Is the offline filtering in WinPcap thread-safe?

Question

Using WinPcap 4.1.2, I have a need to collect all of the IP-based traffic on a given interface and then filter user-selected TCP- and UDP-based "conversations" for layer 7 processing. Due to the simultaneous need to uniquely tag each incoming frame once, I cannot use the obvious solution of having multiple pcap_t devices with a unique filter for each device. Instead, I am collecting the data with a single pcap_t device, tagging each frame, and then leveraging the pcap_offline_filter API to filter each selected "conversation" in a separate thread (i.e., X conversations will be filtered in X different threads) to take full advantage of the multi-core systems this application will be running on.

The question is simple. Is the pcap_offline_filter API thread-safe?

Answer 1

pcap_offline_filter() has no global data that would be shared by multiple instances, so, as long as you're not modifying its arguments in other threads (there's no reason to do so - you shouldn't, for example, be changing the compiled filter structure while in the middle of filtering with it, or changing the packet header or data while filtering it), it's thread-safe.

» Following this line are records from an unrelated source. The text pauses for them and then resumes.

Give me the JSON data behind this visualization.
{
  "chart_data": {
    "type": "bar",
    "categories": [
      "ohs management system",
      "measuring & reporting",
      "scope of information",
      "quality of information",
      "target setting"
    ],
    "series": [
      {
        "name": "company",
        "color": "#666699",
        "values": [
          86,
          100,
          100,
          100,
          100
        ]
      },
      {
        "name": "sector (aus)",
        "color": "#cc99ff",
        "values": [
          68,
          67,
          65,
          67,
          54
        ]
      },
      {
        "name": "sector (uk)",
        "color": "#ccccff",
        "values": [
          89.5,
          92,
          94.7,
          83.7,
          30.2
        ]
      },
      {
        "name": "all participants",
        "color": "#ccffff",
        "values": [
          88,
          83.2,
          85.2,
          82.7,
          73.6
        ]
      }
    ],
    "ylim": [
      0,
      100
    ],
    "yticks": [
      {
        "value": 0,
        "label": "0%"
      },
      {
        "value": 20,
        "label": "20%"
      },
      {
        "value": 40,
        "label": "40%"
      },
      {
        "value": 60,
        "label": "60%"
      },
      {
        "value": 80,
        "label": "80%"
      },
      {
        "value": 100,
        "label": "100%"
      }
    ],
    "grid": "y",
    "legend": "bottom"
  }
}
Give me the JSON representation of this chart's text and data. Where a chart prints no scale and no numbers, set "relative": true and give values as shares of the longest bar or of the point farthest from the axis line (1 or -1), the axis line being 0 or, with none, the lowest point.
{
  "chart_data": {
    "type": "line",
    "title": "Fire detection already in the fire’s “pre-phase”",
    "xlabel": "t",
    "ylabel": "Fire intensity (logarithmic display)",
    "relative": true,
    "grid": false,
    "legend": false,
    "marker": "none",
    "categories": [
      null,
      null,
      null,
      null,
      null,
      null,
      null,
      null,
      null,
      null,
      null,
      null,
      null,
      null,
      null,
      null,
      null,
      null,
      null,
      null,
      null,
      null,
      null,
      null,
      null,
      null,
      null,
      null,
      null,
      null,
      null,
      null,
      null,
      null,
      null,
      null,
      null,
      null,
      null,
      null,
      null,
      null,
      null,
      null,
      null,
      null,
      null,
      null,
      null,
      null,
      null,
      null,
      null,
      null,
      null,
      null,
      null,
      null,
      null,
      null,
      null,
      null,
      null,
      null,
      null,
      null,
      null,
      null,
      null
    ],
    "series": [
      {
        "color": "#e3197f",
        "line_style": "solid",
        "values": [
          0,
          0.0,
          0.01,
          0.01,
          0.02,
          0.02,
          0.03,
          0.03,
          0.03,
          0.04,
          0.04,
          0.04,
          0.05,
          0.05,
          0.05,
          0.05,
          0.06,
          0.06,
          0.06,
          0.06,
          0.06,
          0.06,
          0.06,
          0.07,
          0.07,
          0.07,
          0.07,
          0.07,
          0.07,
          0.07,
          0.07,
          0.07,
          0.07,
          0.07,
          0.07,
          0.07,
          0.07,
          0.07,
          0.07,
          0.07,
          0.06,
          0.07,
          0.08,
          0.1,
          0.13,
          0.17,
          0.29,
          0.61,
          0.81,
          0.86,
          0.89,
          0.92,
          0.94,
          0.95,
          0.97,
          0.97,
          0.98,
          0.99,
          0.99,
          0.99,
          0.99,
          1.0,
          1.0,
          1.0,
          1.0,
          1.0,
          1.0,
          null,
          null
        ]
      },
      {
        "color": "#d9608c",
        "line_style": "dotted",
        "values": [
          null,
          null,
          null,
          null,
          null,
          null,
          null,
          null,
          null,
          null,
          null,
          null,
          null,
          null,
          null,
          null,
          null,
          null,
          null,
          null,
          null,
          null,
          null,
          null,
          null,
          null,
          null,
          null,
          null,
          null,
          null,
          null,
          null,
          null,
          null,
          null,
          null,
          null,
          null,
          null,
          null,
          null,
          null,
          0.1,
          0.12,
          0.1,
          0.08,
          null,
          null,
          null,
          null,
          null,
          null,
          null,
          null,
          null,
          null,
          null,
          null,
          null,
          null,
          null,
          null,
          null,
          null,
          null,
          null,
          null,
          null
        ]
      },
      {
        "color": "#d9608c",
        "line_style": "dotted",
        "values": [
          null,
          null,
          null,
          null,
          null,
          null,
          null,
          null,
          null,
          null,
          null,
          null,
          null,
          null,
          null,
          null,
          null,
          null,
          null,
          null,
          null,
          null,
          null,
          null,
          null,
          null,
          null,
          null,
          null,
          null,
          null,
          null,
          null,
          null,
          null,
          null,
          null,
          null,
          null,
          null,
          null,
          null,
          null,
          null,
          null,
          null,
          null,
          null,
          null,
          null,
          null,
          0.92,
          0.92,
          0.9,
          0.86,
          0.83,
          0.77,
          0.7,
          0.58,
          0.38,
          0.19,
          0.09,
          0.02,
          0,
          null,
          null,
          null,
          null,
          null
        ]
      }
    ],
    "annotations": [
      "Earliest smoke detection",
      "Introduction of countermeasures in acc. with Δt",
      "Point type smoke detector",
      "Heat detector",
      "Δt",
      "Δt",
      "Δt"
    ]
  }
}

(pcap_compile(), however, is not itself thread-safe; it's based on a YACC parser and Lex lexical analyzer, and I don't think yacc or Bison, or Lex or Flex, generate thread-safe code by default, and the code generator also has global variables. Just make sure you compile the filter expressions in the same thread; you can then let multiple threads use those expressions. I've checked into the libpcap trunk a change to make the first argument to pcap_offline_filter() a const struct bpf_program *, to clarify that it reads but doesn't modify the filter. That applies both to the struct bpf_program and to the array of struct bpf_insns to which that structure points.)